Ginger Crisp Biscuits

Every year my family supports Australian Prison Fellowship's work with prisoners in our state by joining their annual biscuit bake at Easter time.
This year we baked ginger crisp biscuits, delightfully crunchy biscuits that taste just like Christmas to me!  These biscuits are so popular that I've decided to share a recipe I adapted from Robyn Martin's "Slices, biscuits & cakes".  Enjoy!

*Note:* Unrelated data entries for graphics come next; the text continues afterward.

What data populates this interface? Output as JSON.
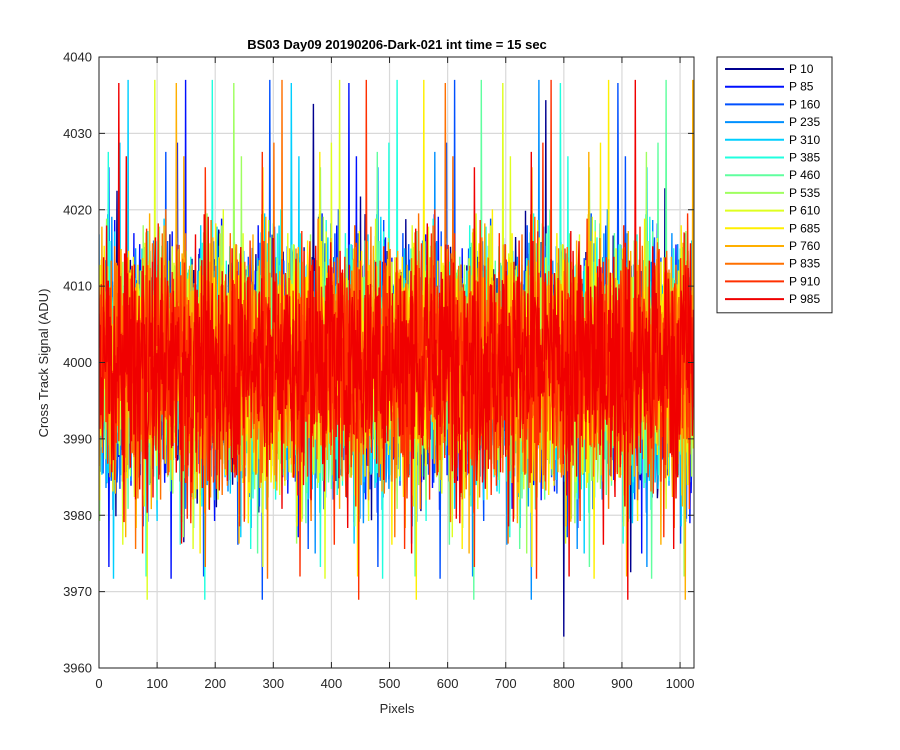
{
  "chart_data": {
    "type": "line",
    "title": "BS03 Day09 20190206-Dark-021 int time = 15 sec",
    "xlabel": "Pixels",
    "ylabel": "Cross Track Signal (ADU)",
    "xlim": [
      0,
      1024
    ],
    "ylim": [
      3960,
      4040
    ],
    "xticks": [
      0,
      100,
      200,
      300,
      400,
      500,
      600,
      700,
      800,
      900,
      1000
    ],
    "yticks": [
      3960,
      3970,
      3980,
      3990,
      4000,
      4010,
      4020,
      4030,
      4040
    ],
    "grid": true,
    "legend_position": "outside-top-right",
    "signal_center": 4000,
    "signal_typical_range": [
      3982,
      4018
    ],
    "series": [
      {
        "name": "P 10",
        "color": "#00008F"
      },
      {
        "name": "P 85",
        "color": "#0010FF"
      },
      {
        "name": "P 160",
        "color": "#0050FF"
      },
      {
        "name": "P 235",
        "color": "#0090FF"
      },
      {
        "name": "P 310",
        "color": "#00CFFF"
      },
      {
        "name": "P 385",
        "color": "#20FFDF"
      },
      {
        "name": "P 460",
        "color": "#60FF9F"
      },
      {
        "name": "P 535",
        "color": "#9FFF60"
      },
      {
        "name": "P 610",
        "color": "#DFFF20"
      },
      {
        "name": "P 685",
        "color": "#FFEF00"
      },
      {
        "name": "P 760",
        "color": "#FFAF00"
      },
      {
        "name": "P 835",
        "color": "#FF7000"
      },
      {
        "name": "P 910",
        "color": "#FF3000"
      },
      {
        "name": "P 985",
        "color": "#F00000"
      }
    ]
  }
}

ginger crisps biscuit cookie recipe christmas

Ingredients
- 175g unsalted butter (or reduced salt margerine if you're watching your fats)
- ¼ cup golden syrup
- 1 cup caster sugar
- 1 egg
- 2 ¼ cups plain (all purpose) flour
- ¼ teaspoon table salt
- 2 teaspoons baking powder
- 2 teaspoons ground ginger
- 1 teaspoon mixed spice
- ½ cup extra sugar

Method
1. Preheat oven to 180°C.  Melt butter and golden syrup in a saucepan large enough to mix all the ingredients.  Remove from heat and stir in sugar.

2. Add egg to the golden syrup mixture and beat well with a wooden spoon or silicone spatula.

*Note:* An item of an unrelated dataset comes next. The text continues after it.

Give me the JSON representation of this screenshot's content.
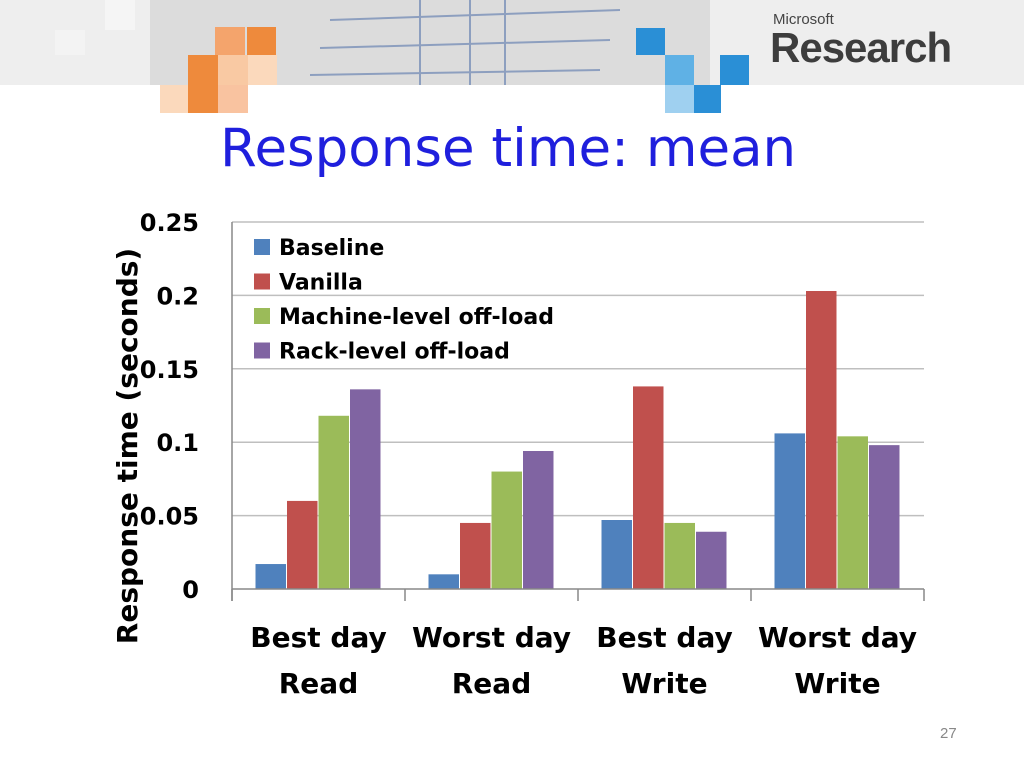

3. Sift flour, baking powder, salt, ginger and mixed spice into the saucepan.  Mix until well combined.

4. Pour extra sugar onto a plate.  Roll tablespoonsful of mixture into balls then roll in the extra sugar.  Place on a greased tray and flatten with a fork, making sure to leave space for the biscuits to spread.

5. Bake the biscuits for 10-15 minutes, or until golden.  Let the biscuits cool for a few minutes on the tray before moving to a cooling rack to fully cool down.